Müverrih/Târihçi/Nâima, İkinci Sultan Mustafa zamânında 1622 senesinde Sadrâzam olan Gürcü Mehmed Paşa dönemindeki bozuklukları îzah ederken:
“Umûra/Devlet işlerine vâkıf olan vükelâ/Bakanlar dahî bu zamanda münzevi/Bir kenara çekilmiş idi. Harf söylemek/Herhangi bir şey söylemek değil, dâirelerine bile/çalıştıkları yere bile uğramazlardı. Umûruncümlesi/ İşlerin tamamı muhtel/Bozulmuş ve müşevveş /Düzensiz idi.
Anın çün nizâma halel geldi/O sebepten dolayı düzen bozuldu.
Zîra kaanuna riâyet, halkın gâret ve hıyanetine elvermeyip, vükelâda vukuf ve şuur olmadığından gayri kendi mansıpları vikayesinden daha mühim işleri yoktu. /Kanunlara uymak ve halkın malına ihânet ve onu yağma etmemek şuuru olmadığı gibi, ayrıca Bakanlar’ın kendi makamlarını korumaktan başka mühim işleri yoktu.

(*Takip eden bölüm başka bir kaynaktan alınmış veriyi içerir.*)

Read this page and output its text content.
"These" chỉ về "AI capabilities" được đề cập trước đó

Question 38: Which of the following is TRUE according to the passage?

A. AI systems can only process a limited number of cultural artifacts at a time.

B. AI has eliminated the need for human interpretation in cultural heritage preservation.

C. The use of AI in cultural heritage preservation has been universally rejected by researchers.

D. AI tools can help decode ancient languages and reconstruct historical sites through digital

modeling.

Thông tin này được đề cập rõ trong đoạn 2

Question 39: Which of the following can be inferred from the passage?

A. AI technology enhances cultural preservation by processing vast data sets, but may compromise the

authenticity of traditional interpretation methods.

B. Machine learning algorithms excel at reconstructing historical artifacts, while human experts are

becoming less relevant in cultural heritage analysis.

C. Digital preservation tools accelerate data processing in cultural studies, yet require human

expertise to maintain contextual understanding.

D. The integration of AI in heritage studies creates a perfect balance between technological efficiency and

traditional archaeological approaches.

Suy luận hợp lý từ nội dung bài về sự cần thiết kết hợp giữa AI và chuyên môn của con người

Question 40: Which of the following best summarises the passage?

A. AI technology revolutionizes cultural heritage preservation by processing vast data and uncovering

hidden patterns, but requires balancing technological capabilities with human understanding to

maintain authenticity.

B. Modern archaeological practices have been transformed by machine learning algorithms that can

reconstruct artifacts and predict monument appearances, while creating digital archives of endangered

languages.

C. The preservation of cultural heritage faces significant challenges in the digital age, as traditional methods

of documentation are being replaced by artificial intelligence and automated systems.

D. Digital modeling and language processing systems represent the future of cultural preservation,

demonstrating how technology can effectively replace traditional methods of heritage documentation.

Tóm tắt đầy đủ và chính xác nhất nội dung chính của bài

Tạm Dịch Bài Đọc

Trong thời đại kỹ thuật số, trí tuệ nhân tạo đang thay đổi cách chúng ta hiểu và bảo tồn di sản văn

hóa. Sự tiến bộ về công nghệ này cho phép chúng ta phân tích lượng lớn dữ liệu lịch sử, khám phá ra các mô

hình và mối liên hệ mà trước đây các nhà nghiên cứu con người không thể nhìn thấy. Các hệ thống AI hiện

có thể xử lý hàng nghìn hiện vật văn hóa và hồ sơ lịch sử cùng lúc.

Andan bile âcizdiler. Vaktimizi hoş geçirelim, âlemin fesadını/bozuk işleri biz mi ıslah edeceğiz? İşleri oluruna göre idâre edelim, derlerdi” diye yazıyor.
1622’den bu yana 400 yıl geçmiş…
Bilmem ki neyimizle övünüyoruz? Üstte büyük Târihçi Nâimâ’nın cümlelerini bir kere daha okuyun lütfen, değişen nedir?
Değişen yalnızca şahıslardır. Dört asırda sayısız nesil gelip geçmiş, değişen yalnızca “soyguncuların, yağmacı-talancıların isimleri”dir.